Listen to the 999 call in Ian Lang's report
A frantic 999 call made by a mother whose daughters had been swept out to sea has been released by the Coastguard.
Milena Smith and her family, from Birkenhead, were visiting Barmouth when her daughters Mabel, 12 and Elsie, 10, went missing in the water.
Both were paddling up to their waist but suddenly started screaming. It was as this point Milena and husband Dave realised the girls were in trouble.
Dave went into the water to try to help them, whilst Milena, who can't swim, called the emergency services.
In a dramatic recording of the call Milena made, she can be heard saying: "My daughters are drowning."I can't see them. I can't see them. My children are 10 and 12. I can't see them anymore."My husband has gone in to try to find them. I can't see them, I think they are way out of their depths."
She also said: "I just want my family out of the sea."
It was then that Milena spotted her husband walking toward her with Elsie. She said: "My husband has one of my children. I think the other one got swept out. Where is my other one?"
Whilst Mabel was still at sea, it was the fast thinking of her sister that helped to save her. As they drifted apart, Elsie shouted to float like a starfish - a potentially lifesaving technique taught in schools as part of the RNLI's Float to Live campaign.
It teaches people to lie on their back and spread their arms and legs out if they ever get lost at sea. This helps people both stay afloat and control their breathing.
Lifeboat volunteers found Mabel roughly a quarter of a mile out to sea, floating on her back as she had been advised.
Thankfully both girls are safe and well after the rescue, and on Wednesday returned to the beach to meet the crew who saved them.

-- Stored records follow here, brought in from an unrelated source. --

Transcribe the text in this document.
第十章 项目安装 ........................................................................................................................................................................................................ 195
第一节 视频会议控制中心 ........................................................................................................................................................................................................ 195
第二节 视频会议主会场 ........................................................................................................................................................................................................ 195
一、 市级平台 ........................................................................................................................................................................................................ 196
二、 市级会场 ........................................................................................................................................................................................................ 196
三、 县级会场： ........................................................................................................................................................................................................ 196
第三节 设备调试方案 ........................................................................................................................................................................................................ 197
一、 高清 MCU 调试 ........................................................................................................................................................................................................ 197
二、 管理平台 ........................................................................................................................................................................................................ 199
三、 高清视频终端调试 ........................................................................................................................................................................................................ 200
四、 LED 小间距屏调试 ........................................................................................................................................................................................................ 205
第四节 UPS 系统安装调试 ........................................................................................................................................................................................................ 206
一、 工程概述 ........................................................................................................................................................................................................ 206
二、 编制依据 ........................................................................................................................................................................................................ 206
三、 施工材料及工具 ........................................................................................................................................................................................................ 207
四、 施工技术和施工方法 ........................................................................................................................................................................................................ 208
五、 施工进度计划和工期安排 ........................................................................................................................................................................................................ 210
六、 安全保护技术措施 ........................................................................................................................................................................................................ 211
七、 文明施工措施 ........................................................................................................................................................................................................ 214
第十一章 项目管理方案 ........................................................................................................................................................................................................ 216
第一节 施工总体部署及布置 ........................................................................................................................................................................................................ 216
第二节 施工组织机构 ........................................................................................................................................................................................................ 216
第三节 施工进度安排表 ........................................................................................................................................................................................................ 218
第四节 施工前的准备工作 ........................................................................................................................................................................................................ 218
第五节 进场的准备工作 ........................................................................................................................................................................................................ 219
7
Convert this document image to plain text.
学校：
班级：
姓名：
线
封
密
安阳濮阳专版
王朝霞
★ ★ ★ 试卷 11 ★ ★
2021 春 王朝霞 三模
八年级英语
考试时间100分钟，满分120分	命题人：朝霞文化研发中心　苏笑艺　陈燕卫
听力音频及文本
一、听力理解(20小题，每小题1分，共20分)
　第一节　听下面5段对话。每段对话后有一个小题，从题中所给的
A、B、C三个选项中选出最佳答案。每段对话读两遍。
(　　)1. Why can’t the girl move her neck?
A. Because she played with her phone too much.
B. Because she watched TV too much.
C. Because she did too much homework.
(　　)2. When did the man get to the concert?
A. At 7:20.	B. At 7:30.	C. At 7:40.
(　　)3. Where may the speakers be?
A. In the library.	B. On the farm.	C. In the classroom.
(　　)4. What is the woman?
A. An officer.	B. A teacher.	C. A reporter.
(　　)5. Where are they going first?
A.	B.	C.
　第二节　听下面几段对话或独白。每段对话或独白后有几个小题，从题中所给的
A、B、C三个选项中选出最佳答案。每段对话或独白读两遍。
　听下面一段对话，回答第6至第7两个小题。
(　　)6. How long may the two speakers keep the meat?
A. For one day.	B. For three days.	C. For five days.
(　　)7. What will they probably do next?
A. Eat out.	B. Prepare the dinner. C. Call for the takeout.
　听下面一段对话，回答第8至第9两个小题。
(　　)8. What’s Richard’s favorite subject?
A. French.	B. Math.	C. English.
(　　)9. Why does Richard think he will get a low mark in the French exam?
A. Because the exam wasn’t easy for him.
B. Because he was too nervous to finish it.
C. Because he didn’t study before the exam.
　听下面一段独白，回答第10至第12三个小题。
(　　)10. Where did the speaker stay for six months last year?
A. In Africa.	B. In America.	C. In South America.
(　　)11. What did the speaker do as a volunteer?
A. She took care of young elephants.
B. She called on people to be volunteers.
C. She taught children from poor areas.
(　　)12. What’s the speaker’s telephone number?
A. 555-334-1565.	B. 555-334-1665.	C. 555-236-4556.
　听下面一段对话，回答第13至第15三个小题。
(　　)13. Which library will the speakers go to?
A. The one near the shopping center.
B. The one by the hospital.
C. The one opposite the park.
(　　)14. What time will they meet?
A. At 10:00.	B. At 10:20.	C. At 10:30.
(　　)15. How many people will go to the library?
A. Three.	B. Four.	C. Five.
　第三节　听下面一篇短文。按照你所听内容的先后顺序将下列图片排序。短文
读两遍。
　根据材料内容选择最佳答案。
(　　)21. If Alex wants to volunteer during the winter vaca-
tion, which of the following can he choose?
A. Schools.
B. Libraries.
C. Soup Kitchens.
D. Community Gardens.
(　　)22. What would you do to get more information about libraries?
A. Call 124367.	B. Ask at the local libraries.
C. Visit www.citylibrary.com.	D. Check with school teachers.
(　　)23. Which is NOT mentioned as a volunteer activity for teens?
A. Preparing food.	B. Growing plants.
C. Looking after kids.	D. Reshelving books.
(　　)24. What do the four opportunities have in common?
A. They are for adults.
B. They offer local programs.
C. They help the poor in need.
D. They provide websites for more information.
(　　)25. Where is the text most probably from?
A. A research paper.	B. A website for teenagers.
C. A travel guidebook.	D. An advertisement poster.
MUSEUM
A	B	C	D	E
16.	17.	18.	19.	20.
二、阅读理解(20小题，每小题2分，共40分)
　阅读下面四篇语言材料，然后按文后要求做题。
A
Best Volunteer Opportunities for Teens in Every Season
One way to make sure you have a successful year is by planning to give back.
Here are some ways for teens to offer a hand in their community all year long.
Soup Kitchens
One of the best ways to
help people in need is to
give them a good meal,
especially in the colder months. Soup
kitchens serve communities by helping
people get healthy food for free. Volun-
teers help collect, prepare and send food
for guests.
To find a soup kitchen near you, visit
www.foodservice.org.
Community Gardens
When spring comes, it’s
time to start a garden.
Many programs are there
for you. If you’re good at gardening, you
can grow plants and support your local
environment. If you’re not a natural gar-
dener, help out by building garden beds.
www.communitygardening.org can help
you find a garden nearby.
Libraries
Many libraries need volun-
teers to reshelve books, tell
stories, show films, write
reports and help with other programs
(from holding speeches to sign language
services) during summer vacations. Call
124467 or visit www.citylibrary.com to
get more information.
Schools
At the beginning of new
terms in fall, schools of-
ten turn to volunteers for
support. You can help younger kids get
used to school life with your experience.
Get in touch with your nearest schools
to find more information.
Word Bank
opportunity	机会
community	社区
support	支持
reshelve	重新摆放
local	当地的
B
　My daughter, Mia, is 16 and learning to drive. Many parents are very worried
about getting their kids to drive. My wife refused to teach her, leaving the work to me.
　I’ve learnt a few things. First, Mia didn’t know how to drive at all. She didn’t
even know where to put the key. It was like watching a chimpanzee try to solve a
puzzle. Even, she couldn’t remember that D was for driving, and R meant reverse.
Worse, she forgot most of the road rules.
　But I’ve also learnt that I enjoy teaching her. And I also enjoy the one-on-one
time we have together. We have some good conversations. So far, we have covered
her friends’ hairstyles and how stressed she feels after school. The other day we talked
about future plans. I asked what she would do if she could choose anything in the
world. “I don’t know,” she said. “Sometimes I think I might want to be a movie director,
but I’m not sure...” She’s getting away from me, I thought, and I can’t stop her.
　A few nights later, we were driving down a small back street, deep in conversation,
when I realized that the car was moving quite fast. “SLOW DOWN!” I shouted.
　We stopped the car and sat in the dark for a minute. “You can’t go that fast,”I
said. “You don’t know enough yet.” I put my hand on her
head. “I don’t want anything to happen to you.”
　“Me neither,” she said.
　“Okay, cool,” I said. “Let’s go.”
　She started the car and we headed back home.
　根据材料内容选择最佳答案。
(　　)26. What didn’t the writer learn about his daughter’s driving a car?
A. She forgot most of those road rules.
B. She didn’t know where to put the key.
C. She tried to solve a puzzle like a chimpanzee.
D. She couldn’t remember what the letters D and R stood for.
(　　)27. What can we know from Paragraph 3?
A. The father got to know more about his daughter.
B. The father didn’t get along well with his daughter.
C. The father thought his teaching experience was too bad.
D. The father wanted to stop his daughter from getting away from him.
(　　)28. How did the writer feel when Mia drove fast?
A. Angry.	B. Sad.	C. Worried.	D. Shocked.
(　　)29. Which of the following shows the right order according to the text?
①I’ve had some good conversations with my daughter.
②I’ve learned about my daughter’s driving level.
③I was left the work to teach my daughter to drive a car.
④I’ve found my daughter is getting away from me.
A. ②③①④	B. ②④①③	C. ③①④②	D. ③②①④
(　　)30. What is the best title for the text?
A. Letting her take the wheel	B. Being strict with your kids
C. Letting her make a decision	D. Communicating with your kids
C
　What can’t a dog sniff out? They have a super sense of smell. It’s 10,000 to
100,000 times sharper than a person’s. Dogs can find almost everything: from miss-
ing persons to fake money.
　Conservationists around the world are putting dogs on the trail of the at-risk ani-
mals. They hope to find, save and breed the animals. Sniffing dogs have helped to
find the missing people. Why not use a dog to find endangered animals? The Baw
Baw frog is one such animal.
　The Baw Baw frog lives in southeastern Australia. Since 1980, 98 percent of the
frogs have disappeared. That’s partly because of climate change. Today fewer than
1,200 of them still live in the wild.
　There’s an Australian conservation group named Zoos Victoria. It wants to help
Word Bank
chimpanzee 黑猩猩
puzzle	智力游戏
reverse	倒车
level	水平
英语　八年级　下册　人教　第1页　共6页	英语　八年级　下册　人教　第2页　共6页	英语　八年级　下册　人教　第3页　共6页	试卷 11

Meeting the crew, mum Milena told them: "I walked out into the sea but I couldn't see them anymore and I couldn't see my husband anymore. "I had this image in my head of driving home by myself. I came with the family but I would be driving home by myself."All of my family was out there. It was absolutely terrifying."
Talking about the longer term impact the traumatic experience has had, she added: "It has really changed us as a family, we're now much closer."Obviously it was a very terrifying incident but we have decided that we will not let this control our lives."
Although both Mabel and Elsie said immediately afterwards they never wanted to go in the sea again, they have now returned to swimming lessons. Milena is planning to join them as she has decided to learn to swim herself.
Daryl James, RNLI volunteer, said: "When we found out float advice was given to Mabel by her little sister, we were all quite overwhelmed and so relieved this small piece of advice helped to save a life.
"It’s very difficult to fight the instinct to panic, but Mabel did really well in staying calm and gently floating until help arrived.
"At Barmouth, it’s so easy to get swept out by a fast-flowing tide and we hope people take heed of this advice and learn from this experience; take safety very seriously before visiting the coast or things could turn very quickly.